Лицо Рубеллия застыло, он нервно втянул губы.

– Это несерьезно, легат Север, о… отец. Он – лишь сосуд. Чтобы снять напряжение. Я не был с ним женщиной, я всего лишь…

– Это нужно прекратить.

– Да! Сегодня же. Он исчезнет.

– Исчезнет?

Рубеллий покраснел, пробормотал торопливо:

– Я заплачу ему. За молчание. Он не из болтунов… вроде бы…, – он поперхнулся, услышав шум за спиной.

– Легат! Трибун! – Кассий Дайа выкинул вперед руку в приветствии. Голос у него был зычным, но вид – хмурым.

– Префект Дайа, – Рубеллий улыбнулся ему. Луций кивнул. – Легат с трудом говорит. Сорвал голос вчера.

– Как не сорвать, – согласился Дайа, – так громыхало, думал, череп треснет.

– Нужно новое знамение.

– Я догадался, благородный трибун.

Втроем они вышли из шатра. Караульный с ворчливой бранью силился разжать челюсти кобыле Дайи, чтобы вложить ей в рот трензель. От него порскнула в сторону нервная тень. Проводив взглядом убегающего человека, Луций стиснул рот кобылы с боков, она разжала челюсти, и солдат протолкнул трензель в рот, надел оголовье, затянул ремни.

– С нумидийцами ездишь без седла и сбруи? – спросил Луций у Дайи.

– Да, командир.

– Еще падаешь?

– Случается.

Луций снова посмотрел вслед убегавшему.

– Кто это? – спросил Рубеллий.

– Эмилий. Нония предлагает усыновить его.

Сердце в груди Рубеллия заныло.

– И ты…

– Выбираю того, кто идет мне навстречу, а не убегает, – на лице Луция мелькнуло раздражение. Обращенное к убегавшему. – Того, кого не надо уговаривать.

– Счастлив слышать, – от сердца отлегло. Рубеллий подошел к своему мерину, взялся за повод, приготовился влезть в седло. Тот вдруг изогнул шею и укусил его за спину. От неожиданности трибун вскрикнул. – Вот тварь! – он дернул повод на себя, конь отпрянул. Луций перехватил его под уздцы:

– Он не в духе. Я поеду на нем. Ты бери моего, Марк. Не спорь.

Рубеллий кивнул, влез с приступки в инкрустированное серебром седло легатского жеребца, набрал повод.
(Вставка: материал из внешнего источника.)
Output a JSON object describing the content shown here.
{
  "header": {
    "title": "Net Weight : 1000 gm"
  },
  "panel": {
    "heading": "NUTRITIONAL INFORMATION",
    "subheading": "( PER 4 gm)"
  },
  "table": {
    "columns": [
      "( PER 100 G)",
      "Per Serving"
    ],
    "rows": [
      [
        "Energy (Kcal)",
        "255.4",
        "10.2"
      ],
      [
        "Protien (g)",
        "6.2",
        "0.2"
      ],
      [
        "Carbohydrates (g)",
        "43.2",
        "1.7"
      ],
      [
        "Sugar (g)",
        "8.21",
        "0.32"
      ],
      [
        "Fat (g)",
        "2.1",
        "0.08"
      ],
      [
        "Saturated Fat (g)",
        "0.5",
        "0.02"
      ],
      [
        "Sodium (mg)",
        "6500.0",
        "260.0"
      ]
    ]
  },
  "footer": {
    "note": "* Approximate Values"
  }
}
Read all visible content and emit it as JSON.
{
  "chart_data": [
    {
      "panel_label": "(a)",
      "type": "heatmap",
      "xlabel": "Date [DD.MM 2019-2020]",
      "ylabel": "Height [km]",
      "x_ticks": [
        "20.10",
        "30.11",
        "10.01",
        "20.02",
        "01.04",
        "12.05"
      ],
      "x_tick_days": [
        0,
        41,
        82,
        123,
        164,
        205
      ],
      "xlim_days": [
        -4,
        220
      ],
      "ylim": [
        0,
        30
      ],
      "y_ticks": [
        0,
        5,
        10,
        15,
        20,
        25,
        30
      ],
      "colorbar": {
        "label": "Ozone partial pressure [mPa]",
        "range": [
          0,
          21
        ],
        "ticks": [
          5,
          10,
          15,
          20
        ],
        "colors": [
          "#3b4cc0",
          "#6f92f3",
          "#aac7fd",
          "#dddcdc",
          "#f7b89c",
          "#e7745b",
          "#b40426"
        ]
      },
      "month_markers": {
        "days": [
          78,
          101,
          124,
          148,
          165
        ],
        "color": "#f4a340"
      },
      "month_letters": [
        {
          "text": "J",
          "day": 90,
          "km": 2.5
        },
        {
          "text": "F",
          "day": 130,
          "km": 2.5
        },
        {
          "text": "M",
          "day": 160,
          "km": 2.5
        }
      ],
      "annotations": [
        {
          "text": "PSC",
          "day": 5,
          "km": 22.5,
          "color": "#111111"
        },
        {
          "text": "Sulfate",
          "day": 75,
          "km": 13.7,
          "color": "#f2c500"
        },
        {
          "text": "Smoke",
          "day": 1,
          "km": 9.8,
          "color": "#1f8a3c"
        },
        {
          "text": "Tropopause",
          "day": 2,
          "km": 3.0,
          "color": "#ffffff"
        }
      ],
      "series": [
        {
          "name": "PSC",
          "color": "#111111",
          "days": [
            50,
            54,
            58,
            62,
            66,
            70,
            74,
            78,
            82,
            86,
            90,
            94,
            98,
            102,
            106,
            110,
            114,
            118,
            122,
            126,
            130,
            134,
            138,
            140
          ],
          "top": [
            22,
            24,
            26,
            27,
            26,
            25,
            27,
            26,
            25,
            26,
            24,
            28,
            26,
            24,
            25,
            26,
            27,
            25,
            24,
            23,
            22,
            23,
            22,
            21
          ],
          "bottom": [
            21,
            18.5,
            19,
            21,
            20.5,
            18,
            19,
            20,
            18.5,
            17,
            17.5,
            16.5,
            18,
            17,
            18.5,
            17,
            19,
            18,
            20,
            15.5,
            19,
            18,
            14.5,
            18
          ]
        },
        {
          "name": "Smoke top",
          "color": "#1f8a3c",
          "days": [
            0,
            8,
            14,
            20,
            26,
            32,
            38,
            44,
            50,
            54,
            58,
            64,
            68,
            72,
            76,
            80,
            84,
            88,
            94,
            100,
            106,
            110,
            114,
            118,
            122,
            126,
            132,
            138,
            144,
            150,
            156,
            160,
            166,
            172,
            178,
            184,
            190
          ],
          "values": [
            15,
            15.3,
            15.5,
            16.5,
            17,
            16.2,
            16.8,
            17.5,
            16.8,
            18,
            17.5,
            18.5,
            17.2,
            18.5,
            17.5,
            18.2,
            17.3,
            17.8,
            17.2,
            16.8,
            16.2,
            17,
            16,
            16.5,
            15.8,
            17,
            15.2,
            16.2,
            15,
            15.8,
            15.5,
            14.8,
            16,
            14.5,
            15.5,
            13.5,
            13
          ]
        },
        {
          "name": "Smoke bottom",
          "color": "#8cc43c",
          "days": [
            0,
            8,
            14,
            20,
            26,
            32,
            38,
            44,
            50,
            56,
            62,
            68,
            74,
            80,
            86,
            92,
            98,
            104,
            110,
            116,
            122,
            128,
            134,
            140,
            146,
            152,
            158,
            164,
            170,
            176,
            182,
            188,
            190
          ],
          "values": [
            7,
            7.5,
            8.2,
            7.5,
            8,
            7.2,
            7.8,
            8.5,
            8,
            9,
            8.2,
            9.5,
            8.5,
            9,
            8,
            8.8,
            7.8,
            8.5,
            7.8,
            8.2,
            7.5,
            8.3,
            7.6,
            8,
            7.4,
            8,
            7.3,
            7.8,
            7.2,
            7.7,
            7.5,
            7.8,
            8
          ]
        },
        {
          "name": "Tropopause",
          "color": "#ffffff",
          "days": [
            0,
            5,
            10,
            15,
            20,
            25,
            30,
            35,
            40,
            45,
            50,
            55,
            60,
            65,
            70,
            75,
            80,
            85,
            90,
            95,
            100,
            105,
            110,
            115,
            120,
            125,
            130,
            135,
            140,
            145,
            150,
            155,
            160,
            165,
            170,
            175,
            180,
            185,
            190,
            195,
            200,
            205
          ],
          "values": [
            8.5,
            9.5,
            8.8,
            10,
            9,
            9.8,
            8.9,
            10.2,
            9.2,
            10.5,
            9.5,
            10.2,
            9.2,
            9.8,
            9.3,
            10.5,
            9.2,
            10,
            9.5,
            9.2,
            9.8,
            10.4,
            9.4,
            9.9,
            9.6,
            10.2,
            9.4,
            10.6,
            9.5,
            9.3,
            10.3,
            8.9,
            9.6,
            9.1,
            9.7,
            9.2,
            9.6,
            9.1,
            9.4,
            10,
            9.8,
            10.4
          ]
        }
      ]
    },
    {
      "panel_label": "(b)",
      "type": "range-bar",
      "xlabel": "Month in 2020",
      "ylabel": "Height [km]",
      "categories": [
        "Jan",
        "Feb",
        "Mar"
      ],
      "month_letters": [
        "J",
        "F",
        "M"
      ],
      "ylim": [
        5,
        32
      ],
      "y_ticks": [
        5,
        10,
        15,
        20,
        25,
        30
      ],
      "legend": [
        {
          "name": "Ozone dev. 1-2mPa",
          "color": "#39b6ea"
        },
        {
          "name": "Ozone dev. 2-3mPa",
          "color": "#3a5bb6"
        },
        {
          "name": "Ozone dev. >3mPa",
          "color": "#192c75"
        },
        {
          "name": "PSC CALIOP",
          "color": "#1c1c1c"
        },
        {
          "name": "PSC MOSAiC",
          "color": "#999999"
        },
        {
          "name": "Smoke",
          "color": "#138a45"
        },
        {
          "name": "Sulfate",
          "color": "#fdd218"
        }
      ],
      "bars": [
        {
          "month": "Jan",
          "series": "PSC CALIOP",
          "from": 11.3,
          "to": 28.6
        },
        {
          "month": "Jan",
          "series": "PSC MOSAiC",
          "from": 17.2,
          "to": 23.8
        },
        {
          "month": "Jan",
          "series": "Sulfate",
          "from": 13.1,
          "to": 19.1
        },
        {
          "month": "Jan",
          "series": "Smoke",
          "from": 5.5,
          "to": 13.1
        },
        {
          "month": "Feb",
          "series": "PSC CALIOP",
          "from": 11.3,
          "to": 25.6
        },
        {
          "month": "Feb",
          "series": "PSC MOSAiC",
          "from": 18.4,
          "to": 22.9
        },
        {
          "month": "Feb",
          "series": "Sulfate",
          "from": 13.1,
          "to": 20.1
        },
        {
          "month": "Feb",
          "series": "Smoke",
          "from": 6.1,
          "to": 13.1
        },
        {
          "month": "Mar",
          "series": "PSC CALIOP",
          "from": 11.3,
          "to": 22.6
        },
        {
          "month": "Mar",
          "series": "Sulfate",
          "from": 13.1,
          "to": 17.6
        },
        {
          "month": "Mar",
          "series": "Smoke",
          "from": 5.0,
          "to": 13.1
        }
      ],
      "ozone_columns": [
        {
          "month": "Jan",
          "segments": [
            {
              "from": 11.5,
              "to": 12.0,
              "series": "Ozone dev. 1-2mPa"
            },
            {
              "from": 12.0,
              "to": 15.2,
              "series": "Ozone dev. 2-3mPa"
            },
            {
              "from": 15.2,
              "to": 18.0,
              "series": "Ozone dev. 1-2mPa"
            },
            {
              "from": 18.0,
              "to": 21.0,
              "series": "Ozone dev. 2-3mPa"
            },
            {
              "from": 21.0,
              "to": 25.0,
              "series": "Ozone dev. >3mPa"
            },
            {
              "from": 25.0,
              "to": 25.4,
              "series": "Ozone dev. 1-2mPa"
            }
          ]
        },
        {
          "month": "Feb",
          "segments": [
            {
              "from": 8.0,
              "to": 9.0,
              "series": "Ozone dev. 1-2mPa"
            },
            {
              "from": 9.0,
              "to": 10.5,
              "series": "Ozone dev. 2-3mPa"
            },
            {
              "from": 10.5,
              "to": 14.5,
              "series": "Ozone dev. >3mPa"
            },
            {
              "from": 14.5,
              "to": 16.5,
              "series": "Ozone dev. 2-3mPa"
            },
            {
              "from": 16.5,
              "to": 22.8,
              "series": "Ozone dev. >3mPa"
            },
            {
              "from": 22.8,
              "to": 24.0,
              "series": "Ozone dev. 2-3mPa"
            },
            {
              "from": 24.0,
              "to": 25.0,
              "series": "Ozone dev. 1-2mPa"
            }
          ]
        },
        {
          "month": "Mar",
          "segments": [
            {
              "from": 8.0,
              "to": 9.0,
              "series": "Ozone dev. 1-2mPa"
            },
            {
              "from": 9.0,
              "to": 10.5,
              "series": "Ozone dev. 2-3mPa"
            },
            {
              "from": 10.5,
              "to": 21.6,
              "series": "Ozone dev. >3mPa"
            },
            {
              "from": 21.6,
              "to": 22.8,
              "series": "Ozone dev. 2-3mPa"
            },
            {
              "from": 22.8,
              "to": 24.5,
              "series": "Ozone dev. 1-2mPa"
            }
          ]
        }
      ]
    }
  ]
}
– Тебе нужно упражняться в езде, Марк, – для острастки Луций влепил оплеуху разгорячившемуся мерину. Вытаращив глаз, тот испуганно дернулся в сторону. – Ты неуверенно сидишь.

– Я исправлюсь. Буду выезжать с Дайей.

– Буду рад учить тебя, трибун латиклавий, – сказал Дайа.

– И сражаться, префект, – несмотря на происшествие с мерином, Рубеллия переполняло воодушевление. Не Ганимед. Сцевола. Рим, ты еще будешь рукоплескать Марку Рубеллию! Нет, не Рубеллию, это имя останется в прошлом, вместе со слабым телом и девичьими ужимками. – Ты научишь меня драться, Кассий Дайа. Так, как это умеешь ты.

Дайа покосился на легата, тот кивнул.

– Когда начнем, трибун латиклавий?

– Сегодня, префект.

Они выехали из ворот лагеря и успели шагом проехать не больше полумили, как их нагнал Креон, телохранитель командующего.

– Легат Север! Трибун латиклавий! Префект! – батав скороговоркой выпалил приветствие. – Ночью взяли иудея! Проповедовал! Командующий хочет, чтобы трибун латиклавий сделал то, что предлагал. Не знаю, о чем он. Вы понимаете?

Дайа непонимающе вытаращился на него, Рубеллий бросил на Луция быстрый взгляд, тот кивнул:

– Он не римский солдат. Никакого милосердия.

– Передай Корнелию Приску, что я сделаю, как он хочет, – сказал трибун.

– Передам! – Креон ударил пятками своего тяжелого широкозадого мерина и стеганул его по шее поводом. Тот рванул в сторону, задел жеребца Рубеллия. Тот подкинул зад, ринулся с места вслед мерину Креона. Трибун с бранью ухватился за луку седла, вжался в него и… в резком повороте слетел вместе с ним на землю, перекувыркнулся, растянулся на мокрой траве.

– Что за…? – Дайа соскочил с лошади, побежал к нему, таща ее за собой за повод.

Вернулся, бормоча извинения и понося неповоротливую скотину, Креон.

– Марк? – Луций подъехал к трибуну первым.

– Все хорошо, – отозвался с земли Рубеллий, попытался сесть, застонал.

Дайа помог ему встать. Рубеллий попробовал сделать шаг, припал на ногу, выругался.

– Подвернул, – пробормотал он. Задрав сзади тунику и приспустив пропитавшиеся кровью штаны, заглянул себе за спину: – Зад ободрал.

– В седле сидеть сможешь? – спросил Дайа. Без слов Рубеллий повернул к нему зад. – Задница Вулкана! – скривился Дайа.

– Тебе придется вернуться, Марк, – сказал Луций, спешиваясь. Он перевернул лежащее на земле седло. – Подпруга лопнула.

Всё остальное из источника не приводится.